MinisterpräsidentJaenicke berichtet sodann, daß in der Ostzone tatsächlich Musterungen zur russischen Luftwaffe und Marine stattfänden. Er habe daraufhin die Militärregierung zu einer Besprechung grundsätzlicher Art gebeten, da es so wie bisher nicht weitergehe. Jeden Tag kämen 1000 oder mehr Leute aus der russischen Zone nach Bayern, was auf die Dauer unmöglich sei.32 Er habe deshalb auch einen Abteilungsleiter seines Amtes an die Grenze geschickt, um die Zustände zu erforschen. Z.B. müsse man auch feststellen, ob auch Familien hereinkämen. Natürlich sei es furchtbar, diese Flüchtlinge wieder zurückschicken zu müssen, da man sie vielleicht in den Tod schicke. Die Grenze zwischen der britischen und der russischen Zone sei auf große Strecken hin völlig offen, so daß ein ungehindertes Einströmen möglich sei.

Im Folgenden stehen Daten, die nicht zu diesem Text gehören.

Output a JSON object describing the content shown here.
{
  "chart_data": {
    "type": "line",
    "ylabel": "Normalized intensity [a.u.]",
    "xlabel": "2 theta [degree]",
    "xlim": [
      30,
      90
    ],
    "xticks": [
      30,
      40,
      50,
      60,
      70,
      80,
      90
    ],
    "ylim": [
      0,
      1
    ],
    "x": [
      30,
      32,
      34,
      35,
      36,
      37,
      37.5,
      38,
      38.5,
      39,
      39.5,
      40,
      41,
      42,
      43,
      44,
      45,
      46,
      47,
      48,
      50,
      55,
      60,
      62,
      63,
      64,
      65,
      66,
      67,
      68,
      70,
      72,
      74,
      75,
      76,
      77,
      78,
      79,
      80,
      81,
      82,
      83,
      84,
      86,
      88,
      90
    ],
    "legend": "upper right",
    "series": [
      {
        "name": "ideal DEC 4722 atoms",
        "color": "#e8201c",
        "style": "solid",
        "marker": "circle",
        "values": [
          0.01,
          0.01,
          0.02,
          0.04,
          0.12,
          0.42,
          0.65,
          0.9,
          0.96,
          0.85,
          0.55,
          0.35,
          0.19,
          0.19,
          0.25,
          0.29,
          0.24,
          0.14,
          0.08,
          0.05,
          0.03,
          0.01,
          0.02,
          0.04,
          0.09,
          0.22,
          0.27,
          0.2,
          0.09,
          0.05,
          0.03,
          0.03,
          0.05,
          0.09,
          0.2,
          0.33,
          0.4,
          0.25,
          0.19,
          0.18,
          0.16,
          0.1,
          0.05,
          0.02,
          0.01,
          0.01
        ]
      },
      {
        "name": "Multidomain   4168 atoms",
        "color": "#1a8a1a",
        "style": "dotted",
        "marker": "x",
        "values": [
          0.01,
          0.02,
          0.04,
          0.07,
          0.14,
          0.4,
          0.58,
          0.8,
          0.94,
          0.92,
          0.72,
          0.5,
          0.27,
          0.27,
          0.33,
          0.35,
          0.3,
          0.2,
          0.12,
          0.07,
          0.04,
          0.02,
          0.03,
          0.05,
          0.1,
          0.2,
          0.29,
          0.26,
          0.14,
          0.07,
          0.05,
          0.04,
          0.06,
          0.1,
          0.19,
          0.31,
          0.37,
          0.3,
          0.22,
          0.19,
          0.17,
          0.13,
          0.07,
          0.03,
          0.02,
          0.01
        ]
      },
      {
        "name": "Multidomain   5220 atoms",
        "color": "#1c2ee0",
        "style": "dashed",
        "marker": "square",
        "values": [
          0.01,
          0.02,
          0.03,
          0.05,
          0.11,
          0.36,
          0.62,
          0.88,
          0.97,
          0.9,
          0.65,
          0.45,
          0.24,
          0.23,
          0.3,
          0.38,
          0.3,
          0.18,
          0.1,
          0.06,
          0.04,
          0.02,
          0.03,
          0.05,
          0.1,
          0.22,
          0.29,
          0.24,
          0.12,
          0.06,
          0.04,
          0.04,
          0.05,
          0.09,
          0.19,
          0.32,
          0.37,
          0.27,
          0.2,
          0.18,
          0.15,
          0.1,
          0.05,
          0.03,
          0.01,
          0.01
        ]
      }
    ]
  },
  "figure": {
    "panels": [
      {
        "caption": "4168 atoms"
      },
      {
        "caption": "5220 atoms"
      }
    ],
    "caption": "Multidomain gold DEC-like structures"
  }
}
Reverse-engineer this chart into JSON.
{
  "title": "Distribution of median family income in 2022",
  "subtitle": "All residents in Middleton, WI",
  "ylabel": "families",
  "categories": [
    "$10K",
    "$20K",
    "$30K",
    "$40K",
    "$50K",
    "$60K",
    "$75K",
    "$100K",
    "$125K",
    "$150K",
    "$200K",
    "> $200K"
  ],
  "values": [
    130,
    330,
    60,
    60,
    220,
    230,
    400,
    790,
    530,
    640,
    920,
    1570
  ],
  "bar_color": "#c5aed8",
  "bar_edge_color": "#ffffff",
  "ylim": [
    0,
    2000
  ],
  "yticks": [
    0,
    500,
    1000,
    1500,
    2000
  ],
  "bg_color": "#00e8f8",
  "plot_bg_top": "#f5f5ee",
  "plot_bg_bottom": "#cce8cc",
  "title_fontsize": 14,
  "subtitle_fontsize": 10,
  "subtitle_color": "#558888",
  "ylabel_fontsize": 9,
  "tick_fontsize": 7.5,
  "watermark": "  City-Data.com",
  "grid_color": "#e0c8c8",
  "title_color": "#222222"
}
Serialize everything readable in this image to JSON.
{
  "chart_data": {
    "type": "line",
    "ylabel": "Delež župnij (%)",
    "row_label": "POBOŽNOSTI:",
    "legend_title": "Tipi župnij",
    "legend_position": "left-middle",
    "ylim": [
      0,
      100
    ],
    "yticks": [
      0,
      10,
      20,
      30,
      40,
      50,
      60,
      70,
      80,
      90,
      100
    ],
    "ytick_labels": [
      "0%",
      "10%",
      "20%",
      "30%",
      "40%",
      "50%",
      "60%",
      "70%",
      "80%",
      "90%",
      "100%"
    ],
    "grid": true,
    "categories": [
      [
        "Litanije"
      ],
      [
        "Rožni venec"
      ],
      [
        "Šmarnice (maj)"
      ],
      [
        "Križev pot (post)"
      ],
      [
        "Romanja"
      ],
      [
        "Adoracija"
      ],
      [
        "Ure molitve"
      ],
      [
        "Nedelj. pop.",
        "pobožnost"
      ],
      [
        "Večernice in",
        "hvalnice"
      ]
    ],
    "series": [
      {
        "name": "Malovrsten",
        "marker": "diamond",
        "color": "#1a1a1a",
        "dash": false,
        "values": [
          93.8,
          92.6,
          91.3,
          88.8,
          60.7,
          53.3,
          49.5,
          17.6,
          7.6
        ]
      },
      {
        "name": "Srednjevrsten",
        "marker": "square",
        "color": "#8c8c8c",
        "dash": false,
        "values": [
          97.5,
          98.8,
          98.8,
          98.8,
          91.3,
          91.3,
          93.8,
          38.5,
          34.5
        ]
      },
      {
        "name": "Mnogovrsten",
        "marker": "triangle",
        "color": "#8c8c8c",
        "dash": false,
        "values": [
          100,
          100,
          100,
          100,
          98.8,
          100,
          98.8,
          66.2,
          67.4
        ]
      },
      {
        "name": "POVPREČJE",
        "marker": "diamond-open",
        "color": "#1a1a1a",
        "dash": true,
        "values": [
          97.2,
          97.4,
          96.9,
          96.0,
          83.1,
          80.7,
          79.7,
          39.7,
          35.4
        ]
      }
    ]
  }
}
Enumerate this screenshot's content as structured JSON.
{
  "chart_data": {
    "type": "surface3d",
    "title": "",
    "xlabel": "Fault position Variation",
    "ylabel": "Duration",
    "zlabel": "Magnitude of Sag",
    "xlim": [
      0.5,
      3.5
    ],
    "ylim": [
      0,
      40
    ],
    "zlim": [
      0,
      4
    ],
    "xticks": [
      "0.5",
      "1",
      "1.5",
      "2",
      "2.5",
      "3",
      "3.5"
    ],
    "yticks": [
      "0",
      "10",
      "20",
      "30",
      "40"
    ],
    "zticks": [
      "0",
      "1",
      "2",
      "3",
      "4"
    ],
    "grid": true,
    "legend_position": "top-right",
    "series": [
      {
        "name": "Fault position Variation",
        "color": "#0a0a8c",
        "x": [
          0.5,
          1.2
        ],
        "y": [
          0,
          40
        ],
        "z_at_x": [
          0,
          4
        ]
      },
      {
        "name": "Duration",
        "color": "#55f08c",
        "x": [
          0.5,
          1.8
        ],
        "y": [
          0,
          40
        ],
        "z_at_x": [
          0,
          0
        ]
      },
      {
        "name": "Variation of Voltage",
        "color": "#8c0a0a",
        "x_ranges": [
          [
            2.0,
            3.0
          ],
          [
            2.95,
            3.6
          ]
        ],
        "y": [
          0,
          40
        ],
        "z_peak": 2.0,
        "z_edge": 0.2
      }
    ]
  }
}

StaatssekretärDr. Ehard meint, die Ostzone schicke uns zwar nichts von ihrer Produktion, wohl aber Menschen.33
MinisterpräsidentDr. Ehard teilt mit, daß nach einem Schreiben des Staatskommissars Dr. Auerbach 625 Personen jüdischer Abstammung sich verpflichten müßten, die Tschechoslowakei zu verlassen, da sie deutsch sprächen und früher die deutsche Schule besucht hätten.34 Er frage, ob denn wirklich alle derartigen Gruppen nach Bayern müßten.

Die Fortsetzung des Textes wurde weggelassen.